Including a few delays, and looking up various things on Docs, this was up and running in about an hour. Everything I did could have been scripted/templated though, which would have had two benefits: I could spin up another environment with nearly no work at all, and it would be easier to keep the two instances exactly in sync. I didn’t do it though, because I don’t have any plans to need more of these environments and because I didn’t think of it until about halfway through the steps.

There is one slight difference between the two sites though, I added a bit of conditional logic to the robots.txt template in my blog theme to add a site-wide Disallow line if the site was generated for anything other than www.duncanmackenzie.net. This change makes robots.txt on stage look like this:

User-agent: \*

Disallow: /

The Disallow statement instructs search engines not to crawl the site, which should keep it from polluting my search engine results and competing with the production site. I could go farther and add a noindexflag to every page, but I wanted to keep the changes between the sites to the absolute minimum.

One day later and having this site has been amazingly freeing. Being able to iterate through random thoughts and experiments with no fear of breaking the live site, led to about ten deployments in a couple of hours. I was able to try:

putting critical CSS inline on the homepage (a success!),
moving my tiny bit of JavaScript inline (slower!),
switching to only system fonts (minor benefit, but I didn’t like the look of it), and
then finally rewriting my template to get rid of the need for JavaScript altogether (a 25% improvement in time to Visually Complete).
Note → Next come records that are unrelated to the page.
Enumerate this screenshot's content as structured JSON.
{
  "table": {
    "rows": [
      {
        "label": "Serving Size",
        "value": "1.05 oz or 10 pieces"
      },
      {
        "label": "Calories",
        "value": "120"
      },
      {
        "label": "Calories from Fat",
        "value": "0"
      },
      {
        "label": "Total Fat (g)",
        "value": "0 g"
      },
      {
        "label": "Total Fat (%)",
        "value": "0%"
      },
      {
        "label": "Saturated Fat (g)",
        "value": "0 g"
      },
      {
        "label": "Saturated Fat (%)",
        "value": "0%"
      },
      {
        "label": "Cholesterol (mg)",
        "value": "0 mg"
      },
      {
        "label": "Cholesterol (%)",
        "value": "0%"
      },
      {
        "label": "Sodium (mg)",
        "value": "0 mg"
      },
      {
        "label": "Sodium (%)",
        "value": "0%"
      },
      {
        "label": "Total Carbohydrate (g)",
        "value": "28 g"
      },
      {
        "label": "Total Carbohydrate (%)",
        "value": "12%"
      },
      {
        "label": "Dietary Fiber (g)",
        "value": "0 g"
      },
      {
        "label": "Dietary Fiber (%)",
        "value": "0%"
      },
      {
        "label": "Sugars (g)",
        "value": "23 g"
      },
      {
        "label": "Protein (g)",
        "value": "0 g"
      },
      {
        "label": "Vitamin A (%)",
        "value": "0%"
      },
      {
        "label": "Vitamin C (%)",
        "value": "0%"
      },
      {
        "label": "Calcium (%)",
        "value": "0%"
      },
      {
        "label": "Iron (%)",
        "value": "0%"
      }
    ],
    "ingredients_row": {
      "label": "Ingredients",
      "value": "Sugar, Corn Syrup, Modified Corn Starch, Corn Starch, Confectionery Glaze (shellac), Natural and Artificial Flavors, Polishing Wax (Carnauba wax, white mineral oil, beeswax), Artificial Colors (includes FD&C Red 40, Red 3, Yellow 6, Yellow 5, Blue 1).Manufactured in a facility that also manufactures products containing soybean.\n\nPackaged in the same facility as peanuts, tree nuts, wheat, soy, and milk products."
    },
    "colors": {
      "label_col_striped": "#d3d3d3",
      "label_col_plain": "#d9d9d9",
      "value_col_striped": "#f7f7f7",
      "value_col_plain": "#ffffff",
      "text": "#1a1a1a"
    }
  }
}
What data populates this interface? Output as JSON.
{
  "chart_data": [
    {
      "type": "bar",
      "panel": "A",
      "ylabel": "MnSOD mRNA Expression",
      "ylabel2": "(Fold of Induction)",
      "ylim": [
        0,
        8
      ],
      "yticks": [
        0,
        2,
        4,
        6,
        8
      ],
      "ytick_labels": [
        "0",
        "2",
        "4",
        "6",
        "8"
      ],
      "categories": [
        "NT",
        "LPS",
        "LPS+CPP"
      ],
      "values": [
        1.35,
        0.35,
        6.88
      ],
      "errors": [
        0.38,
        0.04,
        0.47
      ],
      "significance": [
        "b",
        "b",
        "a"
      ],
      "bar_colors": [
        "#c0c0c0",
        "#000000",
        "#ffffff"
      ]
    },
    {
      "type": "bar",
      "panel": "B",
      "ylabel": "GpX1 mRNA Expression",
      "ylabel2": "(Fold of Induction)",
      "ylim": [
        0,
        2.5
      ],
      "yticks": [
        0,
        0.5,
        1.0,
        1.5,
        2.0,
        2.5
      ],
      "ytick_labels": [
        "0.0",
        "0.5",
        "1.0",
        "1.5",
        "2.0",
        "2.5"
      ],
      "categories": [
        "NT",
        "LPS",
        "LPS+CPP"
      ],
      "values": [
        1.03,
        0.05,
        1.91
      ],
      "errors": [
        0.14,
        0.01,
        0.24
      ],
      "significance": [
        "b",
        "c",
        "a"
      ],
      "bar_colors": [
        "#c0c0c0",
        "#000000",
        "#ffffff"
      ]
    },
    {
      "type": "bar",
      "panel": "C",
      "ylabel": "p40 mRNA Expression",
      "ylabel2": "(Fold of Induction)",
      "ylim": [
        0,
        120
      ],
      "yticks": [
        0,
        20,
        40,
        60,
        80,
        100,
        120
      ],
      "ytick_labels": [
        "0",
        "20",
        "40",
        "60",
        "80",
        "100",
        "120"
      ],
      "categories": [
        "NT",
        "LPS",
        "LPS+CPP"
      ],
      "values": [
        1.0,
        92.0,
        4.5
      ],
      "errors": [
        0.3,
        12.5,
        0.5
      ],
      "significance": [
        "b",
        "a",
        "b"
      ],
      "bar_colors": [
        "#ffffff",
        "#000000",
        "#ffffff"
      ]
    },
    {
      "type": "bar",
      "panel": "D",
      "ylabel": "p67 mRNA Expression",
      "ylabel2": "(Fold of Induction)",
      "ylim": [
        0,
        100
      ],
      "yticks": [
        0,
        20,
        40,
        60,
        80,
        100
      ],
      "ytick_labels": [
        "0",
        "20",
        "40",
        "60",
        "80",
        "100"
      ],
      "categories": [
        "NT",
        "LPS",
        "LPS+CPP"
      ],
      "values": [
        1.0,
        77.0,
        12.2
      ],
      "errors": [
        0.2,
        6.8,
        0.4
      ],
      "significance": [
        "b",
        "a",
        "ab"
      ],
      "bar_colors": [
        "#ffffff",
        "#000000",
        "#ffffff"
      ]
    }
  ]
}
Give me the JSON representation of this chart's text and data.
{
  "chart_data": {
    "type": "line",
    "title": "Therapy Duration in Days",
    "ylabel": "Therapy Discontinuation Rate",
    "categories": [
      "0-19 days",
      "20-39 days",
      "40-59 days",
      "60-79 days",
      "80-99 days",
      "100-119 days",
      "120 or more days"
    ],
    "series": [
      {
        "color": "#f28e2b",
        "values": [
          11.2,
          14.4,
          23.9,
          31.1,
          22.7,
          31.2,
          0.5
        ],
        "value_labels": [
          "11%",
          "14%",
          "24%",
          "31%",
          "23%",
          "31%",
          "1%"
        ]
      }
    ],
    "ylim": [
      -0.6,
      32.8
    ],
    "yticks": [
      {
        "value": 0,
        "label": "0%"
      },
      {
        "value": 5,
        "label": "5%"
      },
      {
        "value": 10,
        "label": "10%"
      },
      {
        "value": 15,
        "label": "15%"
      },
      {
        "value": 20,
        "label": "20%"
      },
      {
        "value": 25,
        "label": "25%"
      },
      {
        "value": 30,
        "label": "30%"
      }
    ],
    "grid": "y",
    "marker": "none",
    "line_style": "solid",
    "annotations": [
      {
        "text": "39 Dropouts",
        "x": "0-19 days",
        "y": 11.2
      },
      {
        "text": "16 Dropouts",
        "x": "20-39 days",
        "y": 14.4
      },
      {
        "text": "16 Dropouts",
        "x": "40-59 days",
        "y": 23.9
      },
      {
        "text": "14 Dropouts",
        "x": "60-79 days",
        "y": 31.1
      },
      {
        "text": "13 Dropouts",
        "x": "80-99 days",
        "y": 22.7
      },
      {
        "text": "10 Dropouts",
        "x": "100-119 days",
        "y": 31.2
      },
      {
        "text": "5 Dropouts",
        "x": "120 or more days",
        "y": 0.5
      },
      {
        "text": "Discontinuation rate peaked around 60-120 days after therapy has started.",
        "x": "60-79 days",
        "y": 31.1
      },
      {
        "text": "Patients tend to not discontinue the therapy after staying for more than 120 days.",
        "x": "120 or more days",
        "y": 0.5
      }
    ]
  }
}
A different approach using CloudFlare Workers

Matt Hobbs wrote up this great guide to an alternate way to do some quick performance testing on your site, without creating a secondary environment, and I love it. For my blog, a secondary environment was quick and easy to setup, but doing the same for Microsoft Docs (or for a site you don’t own) would be much harder. Following this path, you use workers to manipulate the responses coming from the live production site. You write scripts to apply your changes, and then test the result.

You should definitely check it out, and I may end up using it for Docs, but it is worth noting that the final result is not a true copy of your environment. In my case, I’m using the Azure CDN for example, but this setup would be going through Cloudflare. As a way to test a variety of changes without a lot of infrastructure though, this is a great option.

Do you really need a test environment?

There is a hierarchy of needs in terms of what is necessary for your web project. I believe a full-blown production copy site for testing is useful, but for a production site I would put it lower in priority than a safe deployment process.

Outside of work, I’ve often seen WordPress sites that had no way to test any change they made, including upgrading the entire version of their software. At the time, I don’t think I was as disturbed by this as I am now, but it is a terrible situation to be in. There are two different angles to this: reliability and workflow. If you need to update your homepage, is there anyway to get it running where you can show people and review it? If you need to update a critical plug-in or the version of WordPress, can you do it in a staging site, confirm it works 100% and then swap that with the production site… all with the ability to roll back if something is broken? If you can’t do either of these things, you should fix that before you worry about a mirror site for testing performance updates but keep it on your roadmap!